病気で療養した社員の高年齢雇用継続給付 (2006年9月号より抜粋)  
     
 

病気で賃金ダウンして支給限度額を下回れば給付金を申請できる?

 

Q

当社では、嘱託社員に年俸制を適用しています。これまで高収入で雇用保険の高年齢雇用継続給付の対象外だった社員が、病気でしばらく療養せざるを得ない状態です。賃金が25%以上ダウンしたという理由で、雇用継続給付を申請できますか。

 

 
 

A

低下前の賃金を基準に判断。給付金の対象にならない。

嘱託社員の収入は、定年前に地べると大幅にダウンするのが一般的です。このため、雇用保険では、収入減を部分的に補填する高年齢雇用継続給付の仕組みを設けています。

具体的には、60歳到達時に離職したとみなして計算した賃金日額(退職前6月の賃金を180で除した額)と比べ、嘱託賃金が75%未満に低下した場合に支給対象となります。低下率が61%のとき、給付金の額は賃金に15%を乗じて算出します。低下率が61%以上75%未満のときは、賃金に「15%から一定の割合で逓減するように厚生労働省令(雇用保険法施行規則第101条の4)で定める率」を乗じます。ただし、嘱託として受け取る賃金額が支給限度額(340,733円、平成18年8月1日付改定後の金額)を超えるときは、対象になりません。

お尋ねの方は、年俸の月例払い分がこの限度額を超えているため、これまで給付金を受給できなかったわけですが、病気で休んだ分を欠勤控除すれば、実際に受け取る賃金額は限度額を下回ります。

この場合、支給限度額の範囲内で、賃金の低下率に応じた高年齢継続給付金の申請が可能なようにも思えます。

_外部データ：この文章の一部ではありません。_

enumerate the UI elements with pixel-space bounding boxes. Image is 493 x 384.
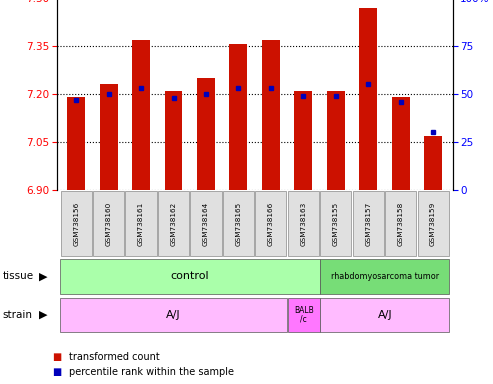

しかし、賃金の低下率を計算する際、「支給対象月において非行、疾病、事業所の休業等により支払を受けることができなかった賃金がある場合には、その支払を受けたものとみなして算定する」(雇用保険法第61条第1項)と規定されています。

お尋ねのケースでは、この原則に従い、病欠で賃金が減ってもその分支払ったとみなされるので、給付金の対象になりません。